GK, as a glucose receptor in pancreatic islets β cells, is mainly responsible for promoting insulin release and biosynthesis under glucose stimulation. The glucokinase agonists have a significant hypoglycemic effect and can significantly improve pancreatic islets’ β Cell function. So it is promising to screen glucokinase agonists for clinical treatment with GK protein.
In the past iGEM teams, there is no very detailed and complete screen platform of glucokinase agonists. For this reason, our team provides some valuable information for future iGEM teams by developing an in vitro screen platform.
We submit information on the E. coli protein expression plasmid-backbone. If a future team is committed to expressing and purifying target proteins, the plasmid-backbone can be used. Moreover, with the purified hGK2 protein, we developed an in vitro glucokinase agonists screen platform for future research. In addition, we have also provided another plasmid backbone with a GST tag for protein purification. The results showed that compound 13926, which was screened out by our in vitro platform. If a future team is also committed to screening for more glucokinase agonists, they can start with this in vitro screen platform

pQE30-backbone is one of the E. coli expression vectors, which uses a T5 promoter to regulate the expression of exogenous genes that could be induced by IPTG. We inserted the hGK2 DNA fragment into the BamHI and SalI sites, and the 6×His tag is fused at the N-terminal of the protein and is used for protein purification. The vector is a low-copy-number plasmid. When expressed in the prokaryotic system, the Amp+ resistance can be used to screen the right colony. This plasmid backbone can be used to express different proteins in the future.

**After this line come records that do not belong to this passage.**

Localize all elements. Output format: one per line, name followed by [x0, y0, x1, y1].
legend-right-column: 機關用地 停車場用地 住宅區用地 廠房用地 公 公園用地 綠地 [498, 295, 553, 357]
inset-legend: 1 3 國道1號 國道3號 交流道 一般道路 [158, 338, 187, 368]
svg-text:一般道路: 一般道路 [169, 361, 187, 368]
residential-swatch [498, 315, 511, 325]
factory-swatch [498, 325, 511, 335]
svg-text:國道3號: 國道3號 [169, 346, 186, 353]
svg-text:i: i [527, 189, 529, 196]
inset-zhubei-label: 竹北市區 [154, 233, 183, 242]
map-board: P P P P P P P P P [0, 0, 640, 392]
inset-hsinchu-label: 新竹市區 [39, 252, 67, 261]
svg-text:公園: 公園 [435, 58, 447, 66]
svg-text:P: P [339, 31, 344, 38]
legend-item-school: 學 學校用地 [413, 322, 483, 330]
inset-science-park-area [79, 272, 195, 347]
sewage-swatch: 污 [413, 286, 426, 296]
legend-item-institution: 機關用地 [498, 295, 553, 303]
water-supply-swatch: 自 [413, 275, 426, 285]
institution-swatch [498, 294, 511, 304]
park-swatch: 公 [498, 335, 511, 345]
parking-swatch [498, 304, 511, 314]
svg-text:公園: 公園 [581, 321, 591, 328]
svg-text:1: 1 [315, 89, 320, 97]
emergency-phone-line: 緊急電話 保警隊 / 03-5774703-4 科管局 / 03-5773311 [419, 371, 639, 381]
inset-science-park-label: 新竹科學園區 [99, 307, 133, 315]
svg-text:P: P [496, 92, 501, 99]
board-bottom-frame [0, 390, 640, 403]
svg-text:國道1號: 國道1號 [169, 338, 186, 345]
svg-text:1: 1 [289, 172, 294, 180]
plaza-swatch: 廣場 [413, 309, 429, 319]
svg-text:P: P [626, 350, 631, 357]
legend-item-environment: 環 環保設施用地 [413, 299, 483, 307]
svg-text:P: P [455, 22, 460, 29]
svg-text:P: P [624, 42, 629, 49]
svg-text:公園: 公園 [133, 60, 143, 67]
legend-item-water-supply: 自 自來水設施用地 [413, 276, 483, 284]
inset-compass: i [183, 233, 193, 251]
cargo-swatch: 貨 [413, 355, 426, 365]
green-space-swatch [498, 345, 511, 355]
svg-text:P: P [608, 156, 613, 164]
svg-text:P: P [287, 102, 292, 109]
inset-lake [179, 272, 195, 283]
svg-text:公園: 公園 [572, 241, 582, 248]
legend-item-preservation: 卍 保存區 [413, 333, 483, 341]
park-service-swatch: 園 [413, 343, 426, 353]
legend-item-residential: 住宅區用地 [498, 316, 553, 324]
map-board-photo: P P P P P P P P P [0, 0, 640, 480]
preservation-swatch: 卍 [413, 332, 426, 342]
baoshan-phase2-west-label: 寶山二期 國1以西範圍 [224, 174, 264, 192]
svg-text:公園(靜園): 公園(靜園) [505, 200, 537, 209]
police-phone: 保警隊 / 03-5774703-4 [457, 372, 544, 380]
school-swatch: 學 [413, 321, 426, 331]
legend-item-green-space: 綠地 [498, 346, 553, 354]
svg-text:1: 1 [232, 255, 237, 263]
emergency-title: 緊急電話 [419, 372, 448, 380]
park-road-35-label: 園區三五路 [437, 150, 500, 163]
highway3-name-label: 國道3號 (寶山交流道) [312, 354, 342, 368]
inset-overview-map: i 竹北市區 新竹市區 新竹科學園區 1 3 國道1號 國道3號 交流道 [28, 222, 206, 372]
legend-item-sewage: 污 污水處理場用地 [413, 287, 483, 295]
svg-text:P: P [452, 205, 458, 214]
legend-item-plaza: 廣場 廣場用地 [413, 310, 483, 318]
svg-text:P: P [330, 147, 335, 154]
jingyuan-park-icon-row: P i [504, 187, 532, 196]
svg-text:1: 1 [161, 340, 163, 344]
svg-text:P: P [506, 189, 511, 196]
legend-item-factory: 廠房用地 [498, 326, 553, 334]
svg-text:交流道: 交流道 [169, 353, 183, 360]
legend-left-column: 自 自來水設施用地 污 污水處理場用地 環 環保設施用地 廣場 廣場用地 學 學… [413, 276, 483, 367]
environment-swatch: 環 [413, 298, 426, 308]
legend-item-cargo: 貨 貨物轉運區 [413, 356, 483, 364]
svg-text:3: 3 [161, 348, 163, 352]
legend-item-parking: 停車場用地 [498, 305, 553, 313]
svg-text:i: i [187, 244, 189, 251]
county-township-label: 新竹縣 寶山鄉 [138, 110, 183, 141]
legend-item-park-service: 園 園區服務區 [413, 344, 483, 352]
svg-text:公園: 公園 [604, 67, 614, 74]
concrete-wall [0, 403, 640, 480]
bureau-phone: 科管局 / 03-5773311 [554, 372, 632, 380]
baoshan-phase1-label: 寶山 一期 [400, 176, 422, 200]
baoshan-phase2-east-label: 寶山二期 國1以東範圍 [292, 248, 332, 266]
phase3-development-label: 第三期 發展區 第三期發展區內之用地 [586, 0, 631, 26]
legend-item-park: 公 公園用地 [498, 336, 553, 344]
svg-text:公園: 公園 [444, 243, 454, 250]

We established a screening system for glucokinase agonists. The total volume of the reaction system is 120μL.

Finally, we used Flexstation 3 Multifunction microplate reader workstation to add 12 μL ATP to initiate the reaction and immediately detect the change in absorbance at 340 nm. The Maximum reaction rate is reflected by the slope of the curve.

pGEX-4T-1-backbone is an E. coli expression vector, which employs tac promoter to regulate the expression of exogenous genes. In order to increase protein solubility, we inserted the hGK2 DNA fragment into the BamHI and SalI sites, and the GST tag is fused at the N-terminal of the protein, and the tag could be removed by thrombin. The vector is a high-copy-number plasmid. When expressed in the prokaryotic system, the Amp+ resistance can be used to screen the right colony. These plasmid backbones we submitted could be used to express different proteins in the future.